El apóstol Pablo había llegado a Atenas escapando de una persecución desde Berea. En Atenas Pablo no tuvo buenos resultados en sus discusiones en el Areópago, lo que probablemente también minaron su ánimo. Lo trataron de “palabrero”, no porque hablara mucho, sino porque su discurso sonaba tosco, bruto. En Corinto también enfrentó la persecución de los judíos (Hch 18:6), lo llevaron ante el procónsul Galión, el que finalmente desistió tratar temas religiosos. Los corintios eran cosmopolitas y no respetaban a Pablo, lo veían como un simple armador de carpas.
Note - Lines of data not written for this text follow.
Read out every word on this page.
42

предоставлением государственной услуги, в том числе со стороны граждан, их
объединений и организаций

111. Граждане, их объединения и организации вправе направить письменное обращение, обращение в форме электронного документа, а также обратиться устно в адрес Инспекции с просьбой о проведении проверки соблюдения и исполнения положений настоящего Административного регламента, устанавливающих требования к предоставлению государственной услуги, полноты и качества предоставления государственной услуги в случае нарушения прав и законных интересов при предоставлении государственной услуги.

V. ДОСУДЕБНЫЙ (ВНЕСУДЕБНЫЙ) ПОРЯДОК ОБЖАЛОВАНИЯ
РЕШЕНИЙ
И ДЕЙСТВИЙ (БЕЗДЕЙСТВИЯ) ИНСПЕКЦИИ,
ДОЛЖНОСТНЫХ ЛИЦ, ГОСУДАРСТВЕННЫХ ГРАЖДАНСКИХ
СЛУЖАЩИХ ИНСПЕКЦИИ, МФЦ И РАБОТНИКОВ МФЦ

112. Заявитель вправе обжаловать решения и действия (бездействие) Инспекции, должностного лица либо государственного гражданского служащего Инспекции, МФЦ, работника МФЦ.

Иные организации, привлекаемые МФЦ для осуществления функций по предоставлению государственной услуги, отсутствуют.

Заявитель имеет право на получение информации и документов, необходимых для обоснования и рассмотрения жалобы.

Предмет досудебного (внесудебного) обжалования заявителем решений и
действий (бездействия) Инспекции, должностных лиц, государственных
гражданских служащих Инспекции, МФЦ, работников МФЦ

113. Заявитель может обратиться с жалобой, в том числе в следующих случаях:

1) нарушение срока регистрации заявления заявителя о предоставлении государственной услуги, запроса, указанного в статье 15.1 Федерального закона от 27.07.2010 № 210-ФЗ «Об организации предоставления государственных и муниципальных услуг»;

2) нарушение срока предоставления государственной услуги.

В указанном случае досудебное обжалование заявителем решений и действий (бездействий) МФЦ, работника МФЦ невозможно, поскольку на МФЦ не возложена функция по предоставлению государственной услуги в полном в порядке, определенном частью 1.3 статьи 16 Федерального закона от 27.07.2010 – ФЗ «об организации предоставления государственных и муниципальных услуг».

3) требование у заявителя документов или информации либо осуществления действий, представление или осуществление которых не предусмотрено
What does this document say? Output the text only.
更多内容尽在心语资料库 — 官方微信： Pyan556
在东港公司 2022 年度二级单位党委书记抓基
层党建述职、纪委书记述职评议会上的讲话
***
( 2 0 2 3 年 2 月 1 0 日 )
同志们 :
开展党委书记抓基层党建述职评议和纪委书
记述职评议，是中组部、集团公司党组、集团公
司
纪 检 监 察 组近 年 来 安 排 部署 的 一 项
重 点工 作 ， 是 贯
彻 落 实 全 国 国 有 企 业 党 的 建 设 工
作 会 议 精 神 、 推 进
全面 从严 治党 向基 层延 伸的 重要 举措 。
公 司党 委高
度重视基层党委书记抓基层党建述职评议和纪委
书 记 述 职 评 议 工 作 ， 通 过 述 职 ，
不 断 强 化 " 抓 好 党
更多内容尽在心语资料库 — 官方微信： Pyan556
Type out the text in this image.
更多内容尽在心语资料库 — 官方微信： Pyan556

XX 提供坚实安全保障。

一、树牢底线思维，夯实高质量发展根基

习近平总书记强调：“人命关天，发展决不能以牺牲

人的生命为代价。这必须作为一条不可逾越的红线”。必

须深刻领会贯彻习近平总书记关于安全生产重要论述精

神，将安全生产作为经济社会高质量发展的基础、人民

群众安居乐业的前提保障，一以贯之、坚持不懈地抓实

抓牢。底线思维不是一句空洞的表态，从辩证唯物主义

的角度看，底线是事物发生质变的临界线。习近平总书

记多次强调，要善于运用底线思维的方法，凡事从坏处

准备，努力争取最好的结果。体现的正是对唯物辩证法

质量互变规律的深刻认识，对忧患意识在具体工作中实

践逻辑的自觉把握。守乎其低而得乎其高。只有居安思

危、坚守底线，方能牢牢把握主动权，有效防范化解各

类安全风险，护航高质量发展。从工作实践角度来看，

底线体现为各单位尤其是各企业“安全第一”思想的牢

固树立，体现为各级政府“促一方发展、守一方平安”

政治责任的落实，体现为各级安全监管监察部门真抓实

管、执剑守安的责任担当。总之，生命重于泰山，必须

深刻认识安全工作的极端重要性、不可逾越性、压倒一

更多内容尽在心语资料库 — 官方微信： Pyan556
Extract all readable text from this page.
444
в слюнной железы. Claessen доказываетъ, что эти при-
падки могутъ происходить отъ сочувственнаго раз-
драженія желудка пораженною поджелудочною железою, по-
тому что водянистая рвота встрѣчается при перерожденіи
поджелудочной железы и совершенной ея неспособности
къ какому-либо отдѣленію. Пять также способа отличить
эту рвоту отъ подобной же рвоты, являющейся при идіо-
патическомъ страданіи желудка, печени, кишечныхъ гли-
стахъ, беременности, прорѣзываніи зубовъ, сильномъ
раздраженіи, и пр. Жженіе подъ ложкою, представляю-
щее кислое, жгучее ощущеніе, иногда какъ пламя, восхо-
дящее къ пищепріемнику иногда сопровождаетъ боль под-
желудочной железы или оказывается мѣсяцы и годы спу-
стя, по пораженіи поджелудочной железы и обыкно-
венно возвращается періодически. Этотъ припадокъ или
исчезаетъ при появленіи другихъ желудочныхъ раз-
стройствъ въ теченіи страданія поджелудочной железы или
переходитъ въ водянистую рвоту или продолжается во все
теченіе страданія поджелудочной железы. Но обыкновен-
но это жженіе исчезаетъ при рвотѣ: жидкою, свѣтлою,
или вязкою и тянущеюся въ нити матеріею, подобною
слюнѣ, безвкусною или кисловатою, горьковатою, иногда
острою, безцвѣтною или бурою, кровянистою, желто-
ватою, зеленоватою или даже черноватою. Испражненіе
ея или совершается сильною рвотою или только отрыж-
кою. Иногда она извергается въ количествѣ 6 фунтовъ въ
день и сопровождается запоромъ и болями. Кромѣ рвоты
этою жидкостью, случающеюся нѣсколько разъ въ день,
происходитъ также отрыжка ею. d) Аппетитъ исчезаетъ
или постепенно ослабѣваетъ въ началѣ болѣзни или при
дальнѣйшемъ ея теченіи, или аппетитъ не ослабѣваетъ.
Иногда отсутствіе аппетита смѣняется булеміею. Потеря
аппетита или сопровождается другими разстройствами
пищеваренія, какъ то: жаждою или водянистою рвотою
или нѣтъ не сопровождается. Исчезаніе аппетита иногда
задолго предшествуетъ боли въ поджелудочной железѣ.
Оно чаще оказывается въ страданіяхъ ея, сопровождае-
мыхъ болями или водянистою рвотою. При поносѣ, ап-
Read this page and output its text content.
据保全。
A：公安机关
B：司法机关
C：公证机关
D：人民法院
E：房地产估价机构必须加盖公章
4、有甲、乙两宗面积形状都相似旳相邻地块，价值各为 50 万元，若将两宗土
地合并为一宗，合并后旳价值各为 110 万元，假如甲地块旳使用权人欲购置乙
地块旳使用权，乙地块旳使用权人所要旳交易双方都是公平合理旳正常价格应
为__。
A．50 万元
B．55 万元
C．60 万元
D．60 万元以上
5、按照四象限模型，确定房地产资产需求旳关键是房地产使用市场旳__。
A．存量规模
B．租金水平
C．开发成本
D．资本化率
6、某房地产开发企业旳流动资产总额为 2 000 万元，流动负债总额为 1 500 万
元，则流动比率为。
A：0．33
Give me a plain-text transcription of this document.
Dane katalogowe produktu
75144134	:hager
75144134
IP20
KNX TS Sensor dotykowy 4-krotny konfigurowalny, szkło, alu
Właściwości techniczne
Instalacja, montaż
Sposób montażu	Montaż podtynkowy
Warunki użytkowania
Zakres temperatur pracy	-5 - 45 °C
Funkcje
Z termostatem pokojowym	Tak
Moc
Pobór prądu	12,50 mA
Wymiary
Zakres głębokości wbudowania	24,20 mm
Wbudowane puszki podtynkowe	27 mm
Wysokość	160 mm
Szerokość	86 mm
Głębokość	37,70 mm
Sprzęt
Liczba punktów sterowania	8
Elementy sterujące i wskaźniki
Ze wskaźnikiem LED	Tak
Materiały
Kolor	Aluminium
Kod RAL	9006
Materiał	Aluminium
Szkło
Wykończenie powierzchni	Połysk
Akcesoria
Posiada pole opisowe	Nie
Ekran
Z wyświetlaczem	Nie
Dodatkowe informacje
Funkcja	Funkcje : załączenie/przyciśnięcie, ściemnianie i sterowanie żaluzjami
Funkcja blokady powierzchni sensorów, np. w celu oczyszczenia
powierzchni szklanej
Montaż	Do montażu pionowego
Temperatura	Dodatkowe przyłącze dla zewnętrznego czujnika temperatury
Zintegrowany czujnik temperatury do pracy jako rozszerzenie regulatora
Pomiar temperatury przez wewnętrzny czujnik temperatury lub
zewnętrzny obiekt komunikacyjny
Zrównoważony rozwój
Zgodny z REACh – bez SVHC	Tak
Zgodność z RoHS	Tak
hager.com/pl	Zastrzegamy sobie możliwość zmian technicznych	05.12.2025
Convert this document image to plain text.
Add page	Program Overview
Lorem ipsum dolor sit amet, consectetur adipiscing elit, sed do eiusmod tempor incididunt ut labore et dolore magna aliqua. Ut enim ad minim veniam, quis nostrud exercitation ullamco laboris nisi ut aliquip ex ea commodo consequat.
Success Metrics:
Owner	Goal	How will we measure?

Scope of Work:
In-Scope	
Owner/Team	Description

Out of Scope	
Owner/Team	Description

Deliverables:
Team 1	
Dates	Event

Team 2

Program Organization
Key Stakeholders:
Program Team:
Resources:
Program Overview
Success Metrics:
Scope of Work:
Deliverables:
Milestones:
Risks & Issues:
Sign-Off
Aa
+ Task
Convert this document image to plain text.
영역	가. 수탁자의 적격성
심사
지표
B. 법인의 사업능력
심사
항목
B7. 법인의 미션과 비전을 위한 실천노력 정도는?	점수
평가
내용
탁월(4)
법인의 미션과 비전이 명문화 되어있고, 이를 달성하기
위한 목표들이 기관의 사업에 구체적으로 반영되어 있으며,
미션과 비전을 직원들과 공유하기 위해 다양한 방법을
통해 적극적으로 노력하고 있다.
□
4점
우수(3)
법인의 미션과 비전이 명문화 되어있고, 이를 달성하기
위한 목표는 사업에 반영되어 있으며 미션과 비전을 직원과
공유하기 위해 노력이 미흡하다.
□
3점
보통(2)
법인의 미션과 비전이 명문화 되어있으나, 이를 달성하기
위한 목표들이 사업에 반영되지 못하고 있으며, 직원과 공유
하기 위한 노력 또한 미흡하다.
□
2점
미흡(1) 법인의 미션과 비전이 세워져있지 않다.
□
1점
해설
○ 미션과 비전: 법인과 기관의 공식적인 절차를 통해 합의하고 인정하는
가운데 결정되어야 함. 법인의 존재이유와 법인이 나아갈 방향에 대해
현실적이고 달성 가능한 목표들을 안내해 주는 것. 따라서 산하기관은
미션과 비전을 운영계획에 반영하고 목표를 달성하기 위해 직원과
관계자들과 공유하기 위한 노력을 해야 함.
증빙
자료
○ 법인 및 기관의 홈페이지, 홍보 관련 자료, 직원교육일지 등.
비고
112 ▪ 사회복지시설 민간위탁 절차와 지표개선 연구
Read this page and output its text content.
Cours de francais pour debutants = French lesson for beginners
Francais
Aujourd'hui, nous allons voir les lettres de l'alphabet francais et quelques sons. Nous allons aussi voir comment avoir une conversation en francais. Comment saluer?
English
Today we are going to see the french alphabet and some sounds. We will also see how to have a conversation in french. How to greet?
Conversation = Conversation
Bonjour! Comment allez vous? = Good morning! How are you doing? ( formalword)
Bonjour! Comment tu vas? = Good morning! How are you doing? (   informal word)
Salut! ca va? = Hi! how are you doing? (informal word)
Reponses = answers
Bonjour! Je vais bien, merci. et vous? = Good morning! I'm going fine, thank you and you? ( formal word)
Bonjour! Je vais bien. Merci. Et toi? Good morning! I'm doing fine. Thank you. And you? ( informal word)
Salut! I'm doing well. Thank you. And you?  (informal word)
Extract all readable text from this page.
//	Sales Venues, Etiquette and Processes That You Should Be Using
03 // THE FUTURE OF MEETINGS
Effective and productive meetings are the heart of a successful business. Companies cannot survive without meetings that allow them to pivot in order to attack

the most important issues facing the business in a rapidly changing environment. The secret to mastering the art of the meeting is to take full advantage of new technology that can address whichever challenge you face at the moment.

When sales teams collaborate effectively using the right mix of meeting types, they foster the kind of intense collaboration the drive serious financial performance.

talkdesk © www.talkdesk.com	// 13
Términos “temor y temblor” usualmente significan ansiedad. 

El desánimo era real, el mismo Señor en visión le dijo a Pablo: “No temas, sino habla, y no calles; porque yo estoy contigo, y ninguno pondrá sobre ti la mano para hacerte mal, porque yo tengo mucho pueblo en esta ciudad” (Hch 18:10). El apóstol Pablo era un humano como nosotros. Pero todo esto revela la vida cristiana, la iglesia o el despliegue del Reino de Dios como una guerra espiritual: 
 
Efesios 6:11-12 “vestíos de toda armadura espiritual”2° Corintios 10:3-5 “.. las armas de nuestra milicia no son carnales, sino poderosas en Dios”2° Timoteo 2:3-4 “Tú, pues, sufre penalidades como buen soldado de Jesucristo”. 
  
Verso 4. "y ni mi palabra ni mi predicación fue con palabras persuasivas de humana sabiduría, sino con demostración del Espíritu y de poder,"
 
El poder del Evangelio está en el mensaje mismo (Rm 1:16), no en el evangelista ni en la capacidad retórica, lingüística o intelectual que éste pueda tener. En Hechos 1:6, al Señor le preguntan los apóstoles: “¿restaurarás el reino a Israel en este tiempo?” ¿Qué responde el Señor?  No os toca a vosotros saber los tiempos o las sazones, que el Padre puso en su sola potestad; pero recibiréis poder, cuando haya venido sobre vosotros el Espíritu Santo, y me seréis testigos en Jerusalén, en toda Judea, en Samaria, y hasta lo último de la tierra” (Hch 1:6-8). En Tesalonicenses, Pablo expresa: “pues nuestro evangelio no llegó a vosotros en palabras solamente, sino también en poder, en el Espíritu Santo y en plena certidumbre, como bien sabéis cuáles fuimos entre vosotros por amor de vosotros” (1° Ts 1:5).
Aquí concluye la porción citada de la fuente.